Ensink, K., Maheux, J., Normandin, L., Sabourin, S., … & Parent, K. (2013). The impact of mentalization training on the reflective function of novice therapists: A randomized controlled trial, Psychotherapy Research, 23, 526-538, DOI: 10.1080/10503307.2013.800950
Recently, researchers and clinicians have been discussing the importance of therapists’ capacity to mentalize. That is, the capacity of therapists to be aware of mental states within themselves and clients, to identify and reflect upon emotional experiences of clients, and to understand the impact of client emotions and life experiences on the therapist’s capacity to be present, empathic, and effective. Most training programs in psychology and psychiatry focus almost exclusively on techniques – the rational application of psychological theory to diagnose and treat. These programs rarely, if ever, focus on training student therapists to mentalize. And yet, much of effective therapy also involves active listening, empathic understanding, developing a therapeutic bond, and consciously and deliberately imagining clients’ mental states. Without such skills, therapists may be susceptible to engage in anti-therapeutic acts (acting out, disengaging, verbalizing anger and frustration, feeling ineffective, burning out) born out of un-reflected personal reactions to clients and their experiences. In their study, Ensink and colleagues tested a training program designed to improve the capacity to mentalize in student therapists compared to therapists who only received traditional training in identifying psychopathology and applying therapeutic techniques. Mentalizing training involved 30 hours of experiential workshops that provided feedback to students on identifying their own reactions that might interfere with understanding the client, reflecting on their reactions, and considering how this reflection might help to understand the patient better. Capacity to mentalize was assessed by rating responses and reactions of student therapists in both conditions (mentalizing training vs traditional didactic training) to videos of clients in therapy. All novice therapists (in both training conditions) started at relatively low levels of reflectivity (an index of mentalizing), suggesting that students did not start the training program with these skills. Trainees in the mentalizing training group showed significant improvement in their capacity to mentalize, whereas students in the traditional didactic training showed a significant decline in their reflective capacity to mentalize.

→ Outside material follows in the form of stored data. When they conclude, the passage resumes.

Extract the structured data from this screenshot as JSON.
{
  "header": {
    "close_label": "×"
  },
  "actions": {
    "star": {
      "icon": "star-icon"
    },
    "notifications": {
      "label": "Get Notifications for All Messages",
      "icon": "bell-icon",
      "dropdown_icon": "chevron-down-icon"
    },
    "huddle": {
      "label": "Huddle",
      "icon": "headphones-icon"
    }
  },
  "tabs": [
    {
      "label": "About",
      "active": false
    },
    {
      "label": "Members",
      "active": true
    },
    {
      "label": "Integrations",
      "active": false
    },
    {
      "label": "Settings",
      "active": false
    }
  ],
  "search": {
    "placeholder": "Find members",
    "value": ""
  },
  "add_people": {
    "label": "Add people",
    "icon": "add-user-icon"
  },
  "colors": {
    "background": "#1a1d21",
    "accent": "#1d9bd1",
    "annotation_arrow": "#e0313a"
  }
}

Psychotherapists do not start their training with high capacities to mentalize and so they may require training to hone this skill. Also, therapists who receive no such training do not spontaneously acquire these skills. Clients often have experiences that are perceived as foreign to trainee therapists, and so therapists may feel ill equipped to empathize, understand, and respond emotionally to such challenging client experiences. Therapists can be trained to identify their internal experiences (negative or positive emotional reactions that may be related to the client’s and/or therapist’s unresolved issues) that may interfere with establishing a productive therapeutic relationship. Increasing the capacity to mentalize may reduce therapists work-related stress as it affords therapists a greater measure of control and mastery over challenging encounters with some clients.